Throughout the coronavirus pandemic, my mindset has transitioned to one of short-term thinking.
I think this has been shared by many people who have been through, or have experienced, mental covid. Seeing people panic buy goods in supermarkets is only one of many reasons why I believe this to be the case. It makes sense, because in a crisis we are all trying to figure out what to do to protect ourselves, our loved ones, and our assets.
I have realized though that it is during these times where long-term thinking matters just as much, if not more, than usual. Sure, some degree of short-term thinking may be warranted by what is going on -- stocking up on more food than usual may be helpful -- but there is a limit to how useful short-term thinking can be.
Consider this: during these times, it would be incredibly easy to cash out of your investment portfolio. If you cashed out of your shares yesterday, you would have likely taken a big hit. Every good financial adviser knows to tell their clients not to sell in a crisis -- investing is a long-term game -- but it’s different when you see that you are losing money every day.
When I started to realize how big coronavirus was, I started to make a number of decisions that focused on the short-term. Then I remembered that there is still a long-term that we need to think about. This crisis will be over one day, and the last thing I want is for myself to be under undue stress as society resolves the coronavirus pandemic.
As a result, I have decided that during these times it is as important as ever for me to stick to my values and to continue to invest in my habits as normal. I will make decisions with compounding effects -- like choosing to write every day -- because doing so will provide me with a lot of leverage going forward.

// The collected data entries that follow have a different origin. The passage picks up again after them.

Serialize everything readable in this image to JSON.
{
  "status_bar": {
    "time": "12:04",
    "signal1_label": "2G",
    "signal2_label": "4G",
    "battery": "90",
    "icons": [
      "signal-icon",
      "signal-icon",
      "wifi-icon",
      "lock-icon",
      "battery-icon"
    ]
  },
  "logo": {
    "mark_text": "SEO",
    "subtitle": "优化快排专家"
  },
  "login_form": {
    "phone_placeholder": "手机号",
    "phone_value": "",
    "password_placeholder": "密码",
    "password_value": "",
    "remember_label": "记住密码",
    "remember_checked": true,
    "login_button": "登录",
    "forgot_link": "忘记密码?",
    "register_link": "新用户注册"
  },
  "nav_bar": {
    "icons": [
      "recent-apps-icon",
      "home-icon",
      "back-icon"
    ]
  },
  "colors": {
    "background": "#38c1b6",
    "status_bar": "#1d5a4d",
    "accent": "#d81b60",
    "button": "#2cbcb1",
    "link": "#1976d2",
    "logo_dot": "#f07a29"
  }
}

When we emerge from this crisis, I want to be able to look back and say “I used my time productively.” I also want to be able to start off on a good footing when we return to normal. For me, this means that I am going to keep writing as normal, keep investing in habits, and double down on my long-term thinking. I may not be able to do everything I used to be able to do -- like travel -- but I can still keep investing in many of my long-term projects.
We default to short-term thinking in crises because it makes us feel more comfortable. In a world where everything is changing, knowing that we are responding gives us some semblance of peace. We can say “I did something today to protect myself” and that feels good. But although it may feel good in the moment, that decision may impact our future.
If you cashed out of your investments today, you may feel good knowing that you are no longer subject to the market volatility going on, but how will you feel in ten years when assets should have recovered? How much money will you have lost because you sold when stocks were at an incredibly low point? Or how would you feel if you bought a year’s worth of food only to realize this crisis is over in six months?
Uncertainty makes us lose sight of the long-term. It’s difficult to acknowledge that there is still a year -- a decade, a century -- ahead of you, but the fact is that the future does exist, just like it did yesterday, and the day before.
Long-term thinking is incredibly important in crises -- it makes sure that your future self is protected. The worst thing you can do is default to short-term decision-making in an effort to feel productive.